Gather your foolhardy power by dividing property or selling off assets; but leave the children out of your conflict. Children need nurturing and support; they do not deserve you holding them captive for emotional ransom from an ex.
A child caught in the crossfire of a couple’s strife is nothing new. This dark disorder plays out in households across the world on a daily basis. It is not earth-shattering news by any means. Why has it gone on for so long without resolve, though? Who can break this intimidating behavior model for the children? Their parents can…that is who!

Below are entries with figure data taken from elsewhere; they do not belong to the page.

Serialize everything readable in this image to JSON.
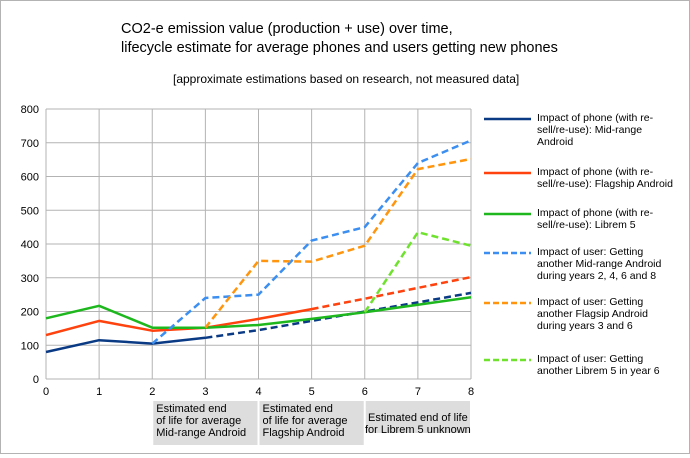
{
  "colors": {
    "midrange": "#0b3a85",
    "flagship": "#ff420e",
    "librem": "#1eb81e",
    "user_midrange": "#3c8ff0",
    "user_flagship": "#ff950e",
    "user_librem": "#6fe22e",
    "grid": "#b3b3b3",
    "annotation_bg": "#dddddd"
  },
  "chart_data": {
    "type": "line",
    "title": "CO2-e emission value (production + use) over time,",
    "title_line2": "lifecycle estimate for average phones and users getting new phones",
    "subtitle": "[approximate estimations based on research, not measured data]",
    "xlabel": "",
    "ylabel": "",
    "x": [
      0,
      1,
      2,
      3,
      4,
      5,
      6,
      7,
      8
    ],
    "xlim": [
      0,
      8
    ],
    "ylim": [
      0,
      800
    ],
    "y_ticks": [
      0,
      100,
      200,
      300,
      400,
      500,
      600,
      700,
      800
    ],
    "grid": true,
    "legend_position": "right",
    "series": [
      {
        "name": "Impact of phone (with re-sell/re-use): Mid-range Android",
        "legend_lines": [
          "Impact of phone (with re-",
          "sell/re-use): Mid-range",
          "Android"
        ],
        "color_key": "midrange",
        "style": "solid-then-dashed",
        "dash_from_x": 3,
        "x": [
          0,
          1,
          2,
          3,
          4,
          5,
          6,
          7,
          8
        ],
        "values": [
          80,
          115,
          105,
          122,
          145,
          172,
          200,
          227,
          255
        ]
      },
      {
        "name": "Impact of phone (with re-sell/re-use): Flagship Android",
        "legend_lines": [
          "Impact of phone (with re-",
          "sell/re-use): Flagship Android"
        ],
        "color_key": "flagship",
        "style": "solid-then-dashed",
        "dash_from_x": 5,
        "x": [
          0,
          1,
          2,
          3,
          4,
          5,
          6,
          7,
          8
        ],
        "values": [
          130,
          172,
          143,
          152,
          178,
          207,
          238,
          270,
          302
        ]
      },
      {
        "name": "Impact of phone (with re-sell/re-use): Librem 5",
        "legend_lines": [
          "Impact of phone  (with re-",
          "sell/re-use): Librem 5"
        ],
        "color_key": "librem",
        "style": "solid",
        "x": [
          0,
          1,
          2,
          3,
          4,
          5,
          6,
          7,
          8
        ],
        "values": [
          180,
          217,
          152,
          152,
          160,
          178,
          198,
          220,
          242
        ]
      },
      {
        "name": "Impact of user: Getting another Mid-range Android during years 2, 4, 6 and 8",
        "legend_lines": [
          "Impact of user: Getting",
          "another Mid-range Android",
          "during years 2, 4, 6 and 8"
        ],
        "color_key": "user_midrange",
        "style": "dashed",
        "x": [
          2,
          3,
          4,
          5,
          6,
          7,
          8
        ],
        "values": [
          105,
          240,
          250,
          410,
          450,
          640,
          707
        ]
      },
      {
        "name": "Impact of user: Getting another Flagsip Android during years 3 and 6",
        "legend_lines": [
          "Impact of user: Getting",
          "another Flagsip Android",
          "during years 3 and 6"
        ],
        "color_key": "user_flagship",
        "style": "dashed",
        "x": [
          3,
          4,
          5,
          6,
          7,
          8
        ],
        "values": [
          152,
          350,
          348,
          395,
          622,
          652
        ]
      },
      {
        "name": "Impact of user: Getting another Librem 5 in year 6",
        "legend_lines": [
          "Impact of user: Getting",
          "another Librem 5 in year 6"
        ],
        "color_key": "user_librem",
        "style": "dashed",
        "x": [
          6,
          7,
          8
        ],
        "values": [
          198,
          435,
          395
        ]
      }
    ],
    "annotations": [
      {
        "x_start": 2,
        "x_end": 4,
        "lines": [
          "Estimated end",
          "of life for average",
          "Mid-range Android"
        ]
      },
      {
        "x_start": 4,
        "x_end": 6,
        "lines": [
          "Estimated end",
          "of life for average",
          "Flagship Android"
        ]
      },
      {
        "x_start": 6,
        "x_end": 8,
        "lines": [
          "Estimated end of life",
          "for Librem 5 unknown"
        ]
      }
    ]
  }
}
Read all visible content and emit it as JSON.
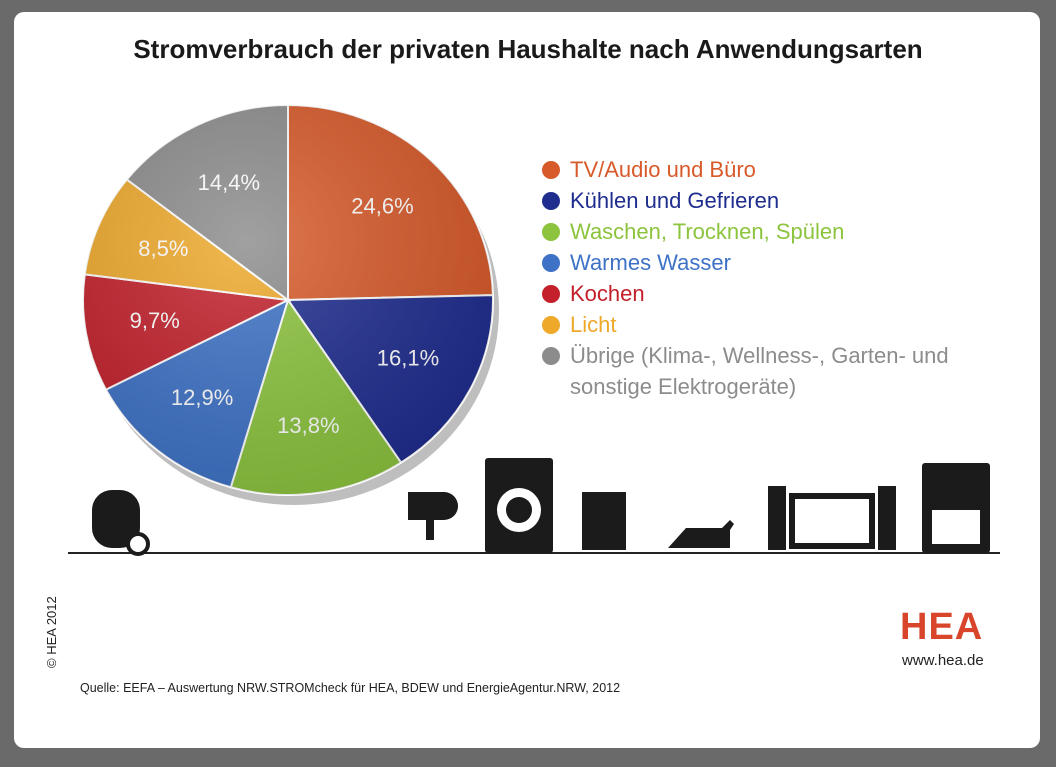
{
  "chart_data": {
    "type": "pie",
    "title": "Stromverbrauch der privaten Haushalte nach Anwendungsarten",
    "categories": [
      "TV/Audio und Büro",
      "Kühlen und Gefrieren",
      "Waschen, Trocknen, Spülen",
      "Warmes Wasser",
      "Kochen",
      "Licht",
      "Übrige (Klima-, Wellness-, Garten- und sonstige Elektrogeräte)"
    ],
    "values": [
      24.6,
      16.1,
      13.8,
      12.9,
      9.7,
      8.5,
      14.4
    ],
    "value_labels": [
      "24,6%",
      "16,1%",
      "13,8%",
      "12,9%",
      "9,7%",
      "8,5%",
      "14,4%"
    ],
    "colors": [
      "#d85a2a",
      "#1f2d8f",
      "#8cc43e",
      "#3d72c6",
      "#c3202b",
      "#eea92b",
      "#8c8c8c"
    ]
  },
  "copyright": "© HEA 2012",
  "logo": "HEA",
  "website": "www.hea.de",
  "source": "Quelle: EEFA – Auswertung NRW.STROMcheck für HEA, BDEW und EnergieAgentur.NRW, 2012"
}
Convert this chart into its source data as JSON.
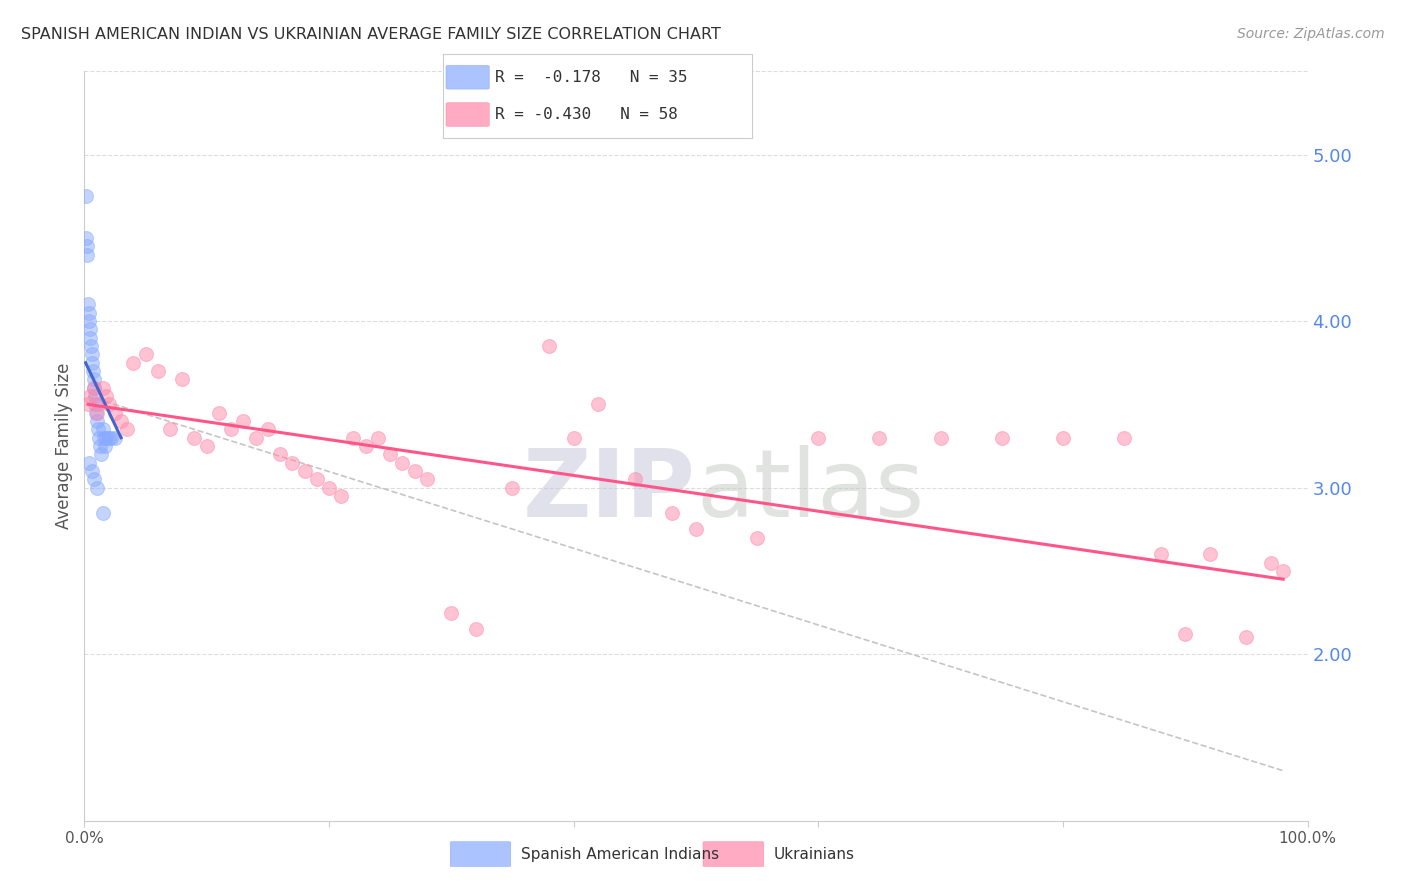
{
  "title": "SPANISH AMERICAN INDIAN VS UKRAINIAN AVERAGE FAMILY SIZE CORRELATION CHART",
  "source": "Source: ZipAtlas.com",
  "ylabel": "Average Family Size",
  "right_yticks": [
    2.0,
    3.0,
    4.0,
    5.0
  ],
  "legend": [
    {
      "label": "R =  -0.178   N = 35",
      "color": "#88AAFF"
    },
    {
      "label": "R = -0.430   N = 58",
      "color": "#FF88AA"
    }
  ],
  "blue_scatter_x": [
    0.1,
    0.15,
    0.2,
    0.25,
    0.3,
    0.35,
    0.4,
    0.45,
    0.5,
    0.55,
    0.6,
    0.65,
    0.7,
    0.75,
    0.8,
    0.85,
    0.9,
    0.95,
    1.0,
    1.1,
    1.2,
    1.3,
    1.4,
    1.5,
    1.6,
    1.7,
    1.8,
    2.0,
    2.2,
    2.5,
    0.4,
    0.6,
    0.8,
    1.0,
    1.5
  ],
  "blue_scatter_y": [
    4.75,
    4.5,
    4.45,
    4.4,
    4.1,
    4.05,
    4.0,
    3.95,
    3.9,
    3.85,
    3.8,
    3.75,
    3.7,
    3.65,
    3.6,
    3.55,
    3.5,
    3.45,
    3.4,
    3.35,
    3.3,
    3.25,
    3.2,
    3.35,
    3.3,
    3.25,
    3.3,
    3.3,
    3.3,
    3.3,
    3.15,
    3.1,
    3.05,
    3.0,
    2.85
  ],
  "pink_scatter_x": [
    0.3,
    0.5,
    0.8,
    1.0,
    1.2,
    1.5,
    1.8,
    2.0,
    2.5,
    3.0,
    3.5,
    4.0,
    5.0,
    6.0,
    7.0,
    8.0,
    9.0,
    10.0,
    11.0,
    12.0,
    13.0,
    14.0,
    15.0,
    16.0,
    17.0,
    18.0,
    19.0,
    20.0,
    21.0,
    22.0,
    23.0,
    24.0,
    25.0,
    26.0,
    27.0,
    28.0,
    30.0,
    32.0,
    35.0,
    38.0,
    40.0,
    42.0,
    45.0,
    48.0,
    50.0,
    55.0,
    60.0,
    65.0,
    70.0,
    75.0,
    80.0,
    85.0,
    88.0,
    90.0,
    92.0,
    95.0,
    97.0,
    98.0
  ],
  "pink_scatter_y": [
    3.5,
    3.55,
    3.6,
    3.45,
    3.5,
    3.6,
    3.55,
    3.5,
    3.45,
    3.4,
    3.35,
    3.75,
    3.8,
    3.7,
    3.35,
    3.65,
    3.3,
    3.25,
    3.45,
    3.35,
    3.4,
    3.3,
    3.35,
    3.2,
    3.15,
    3.1,
    3.05,
    3.0,
    2.95,
    3.3,
    3.25,
    3.3,
    3.2,
    3.15,
    3.1,
    3.05,
    2.25,
    2.15,
    3.0,
    3.85,
    3.3,
    3.5,
    3.05,
    2.85,
    2.75,
    2.7,
    3.3,
    3.3,
    3.3,
    3.3,
    3.3,
    3.3,
    2.6,
    2.12,
    2.6,
    2.1,
    2.55,
    2.5
  ],
  "blue_line_x": [
    0.1,
    3.0
  ],
  "blue_line_y": [
    3.75,
    3.3
  ],
  "pink_line_x": [
    0.3,
    98.0
  ],
  "pink_line_y": [
    3.5,
    2.45
  ],
  "gray_line_x": [
    0.3,
    98.0
  ],
  "gray_line_y": [
    3.55,
    1.3
  ],
  "xlim": [
    0,
    100
  ],
  "ylim": [
    1.0,
    5.5
  ],
  "title_color": "#333333",
  "source_color": "#999999",
  "right_axis_color": "#5588EE",
  "marker_size": 100,
  "blue_color": "#88AAFF",
  "pink_color": "#FF88AA",
  "grid_color": "#DDDDDD",
  "blue_line_color": "#4466CC",
  "pink_line_color": "#FF5588",
  "gray_line_color": "#BBBBBB"
}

I have witnessed frightening conduct on the part of couples whose relationship has failed. The crime is not the disastrous relationship itself. The crime is the manner in which children end up helplessly dragged into the adult’s mêlée. There is simply no excuse on the parent’s part.
Some of the nasty conduct couple’s involve innocent kids in includes putting the other parent down, making them look bad in the child’s eyes, fighting, and airing all their differences of the botched relationship, in the presence of their children. The absolute worst offense in my opinion, however, is keeping a child from spending time with the other parent.
Many estranged couples take a child or children and disappear. They end up living life on the run and looking over their shoulder at every turn. Children are not your “property” and there are laws to protect them from this sad scenario. How does a parent rationalize that life on the run is acceptable and responsible behavior? What do you think this does to a child mentally?
This crazy behavior scares a child to death and does not comfort or support them. It is every child’s birthright, to expect solace and reinforcement from his or her parents, no matter what drama the parents are experiencing in their own life.
The worst part of these ignorant situations is the fact that many children end up blaming themselves for the adult’s difficulties. Grown-ups (supposedly) fighting and keeping a child from seeing the other parent, puzzle a child. How can a parent honestly think it is OK to let a child feel this way? It is not OK!
The saddest part for children, involuntarily stuck in the impasse between shattered couples, is time wasted and time lost, which they can never get back with a mother or a father. End your tattered relationship, but do not shatter your children’s lives any more than they already are. Children should be whole and happy…not broken and out of order.